Easy to fix, just converted them all to standard RGB/8, just thought it odd that IE8 was the first browser to not show them at all.
[edited by: Wlauzon at 9:28 am (utc) on April 6, 2009]
So, yes, RGB for monitors, CMYK for print.
Hope this helps, makes sense...
RGB (Red, Green, Blue) are primary colours...CMY(K)(Cyan, Magenta, Yellow...are complimentary colours (opposite, reflective)
Primary colors and complimentary colors can exist in any color gamut. Primaries are Red, Blue, and Yellow for reflective colors, and as you say, RGB for colored light. Complimentary colors are any color directly across from another on the color wheel - for example, the compliment of blue is orange; the compliment of red is blue-green.
I think what you meant here is RGB is additive color and CMYK, like any pigmented color, is subtractive color. as you add colored light values, the light levels increase until you get white light, 225-255-255.

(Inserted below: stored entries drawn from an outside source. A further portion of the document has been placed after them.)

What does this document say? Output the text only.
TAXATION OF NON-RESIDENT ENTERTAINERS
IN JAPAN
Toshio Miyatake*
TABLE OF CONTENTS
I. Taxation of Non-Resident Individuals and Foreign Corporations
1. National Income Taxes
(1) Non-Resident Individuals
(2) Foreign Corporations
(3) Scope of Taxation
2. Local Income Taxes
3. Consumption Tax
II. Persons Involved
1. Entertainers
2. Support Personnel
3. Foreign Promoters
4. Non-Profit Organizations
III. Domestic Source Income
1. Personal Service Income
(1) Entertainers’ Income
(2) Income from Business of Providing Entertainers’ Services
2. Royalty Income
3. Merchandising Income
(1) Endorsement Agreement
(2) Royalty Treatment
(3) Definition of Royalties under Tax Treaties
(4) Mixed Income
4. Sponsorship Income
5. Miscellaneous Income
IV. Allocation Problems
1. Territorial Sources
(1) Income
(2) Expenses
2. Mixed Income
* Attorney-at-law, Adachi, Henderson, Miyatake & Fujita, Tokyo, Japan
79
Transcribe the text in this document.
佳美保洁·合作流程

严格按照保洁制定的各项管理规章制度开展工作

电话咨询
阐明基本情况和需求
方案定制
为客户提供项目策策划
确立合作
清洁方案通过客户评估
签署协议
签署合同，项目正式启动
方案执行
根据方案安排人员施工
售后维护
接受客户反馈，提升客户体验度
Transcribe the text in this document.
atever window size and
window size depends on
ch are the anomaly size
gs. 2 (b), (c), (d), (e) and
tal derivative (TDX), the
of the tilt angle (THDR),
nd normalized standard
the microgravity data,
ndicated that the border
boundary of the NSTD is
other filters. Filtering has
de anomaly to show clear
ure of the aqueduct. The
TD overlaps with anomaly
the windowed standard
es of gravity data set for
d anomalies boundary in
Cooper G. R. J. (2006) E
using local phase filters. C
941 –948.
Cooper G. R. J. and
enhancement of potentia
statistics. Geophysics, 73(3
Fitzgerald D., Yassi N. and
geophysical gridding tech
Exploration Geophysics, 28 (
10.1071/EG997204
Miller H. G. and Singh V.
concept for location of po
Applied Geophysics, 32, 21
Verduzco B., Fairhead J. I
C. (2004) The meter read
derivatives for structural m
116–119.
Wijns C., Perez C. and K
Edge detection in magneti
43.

Subtractive color is so called because the theory goes (and it is just a theory, as we still don't know exactly how humans interpret color) that as a light source reflects off a pigment, all the colors in the spectrum are absorbed (subtracted) except the reflected visible color. Also, as you increase values of color pigments, the colors subtract in value until they reach black, which would be the total absorption of all light hitting a surface - the exact opposite of RGB.
CMY(K)(Cyan, Magenta, Yellow, [not sure what K is but guess it relates to Black]
Indeed it does, and this relates to my earlier comment about it making sense that CMYK doesn't work in a browser. Depending on the printing presses you use, one of two things occurs in an RGB to CMYK conversion: under color removal or gray component replacement. They are very close but distinctly different; for the purpose of simplicity, suffice it to say that the gray values or values that will be "covered up" by black are reduced in the CMY and moved to the black channel. This is to avoid ink "tacking" - if the ink gets too thick in CMY, the black won't stick to the paper.
So if you have a CMYK image, the browser must carry the CLUT (color lookup table) of the original to re-convert it back to RGB. That's a lot of overhead to carry for a single image.
CSS has features specifically designed for print media. So supporting CMYK images isn't stretching things at all in my book.
True, but those only print in low resolution to non-PostScript printers. The resolution issues of quality printing make this impossible.
Caveat: VML (?) may make this possible as this deploys vectored graphics, and vectored graphics don't render until they reach the output device. It's entirely possible to render a VML web page to a browser at 72 DPI, but print to an output device at high resolution. I don't know if browsers adequately support this or of any working solutions in the wild.